Als de lege ongereinigde middelen van omsluiting aan de afzender worden teruggezonden, mag het originele document worden gebruikt en dient de hoeveelheid (zie 6) te worden vervangen door LEEG, ONGEREINIGD RETOUR.
Deze bijzondere bepalingen gelden niet voor klasse 7.
Vervoer in een transportketen
Als het transport plaatsvindt in een keten die vervoer door de lucht of over zee omvat, en men voor het vervoer gebruik maakt van 1.1.4.2.1, moet de volgende verklaring zijn opgenomen: Vervoer volgens 1.1.4.2.1
Het ADR (hoofdstuk 1.4) verplicht de afzender de vervoerder te voorzien van de aanduidingen die in het vervoersdocument moeten worden vermeld.

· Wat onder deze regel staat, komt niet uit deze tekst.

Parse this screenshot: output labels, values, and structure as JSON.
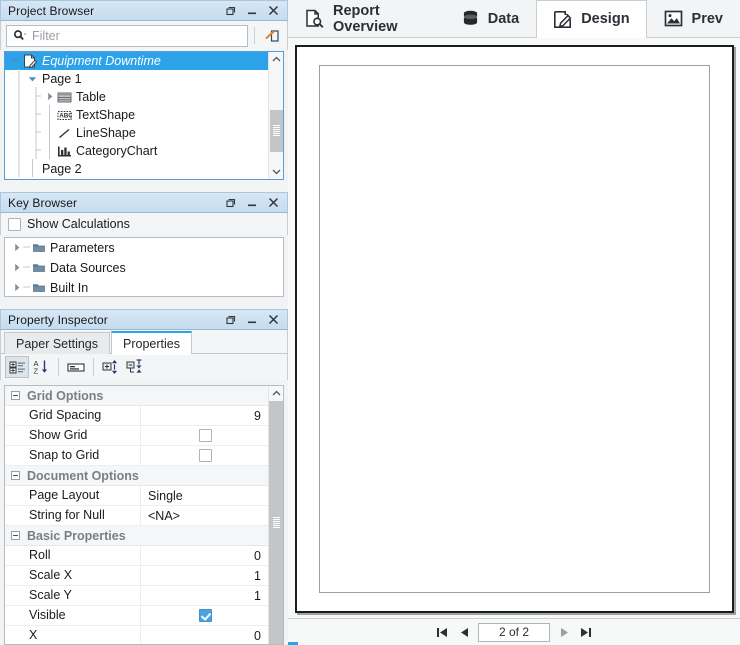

In het geval van meerdere ontvangers is het toegestaan de namen en de adressen van de ontvangers en de af te leveren hoeveelheden te vermelden op andere documenten. Deze documenten moeten zich aan boord van het voertuig bevinden.
Als een zending niet in één transporteenheid kan worden geladen, moet voor elke beladen transporteenheid een afzonderlijk vervoerdocument worden opgemaakt.
Elektronisch vervoerdocument (EDP/EDI)
Elektronische vervoerdocumenten dienen te voldoen aan sectie 5.4.0 van het ADR. Voor wat betreft de eis van beschikbaarheid tijdens het vervoer zijn elektronische vervoerdocumenten toegestaan als deze 'ten minste gelijkwaardig zijn aan een papieren document'. Dit wordt als volgt uitgelegd: Het moet voor de Inspectie of een hulpverleningsdienst mogelijk zijn om zonder hulp van de chauffeur de informatie te ontsluiten. Dit kan bijvoorbeeld worden gerealiseerd door de in het elektronische apparaat te nemen stappen duidelijk op het apparaat te vermelden. Is de informatie niet gelijkwaardig beschikbaar ten opzichte van een papieren exemplaar, bijvoorbeeld doordat de batterij van het device leeg is, dan wordt er door de Inspectie gehandeld als zijnde dat er geen vervoerdocument aanwezig is. Het vervoerdocument hoeft niet onderweg uitprintbaar te zijn.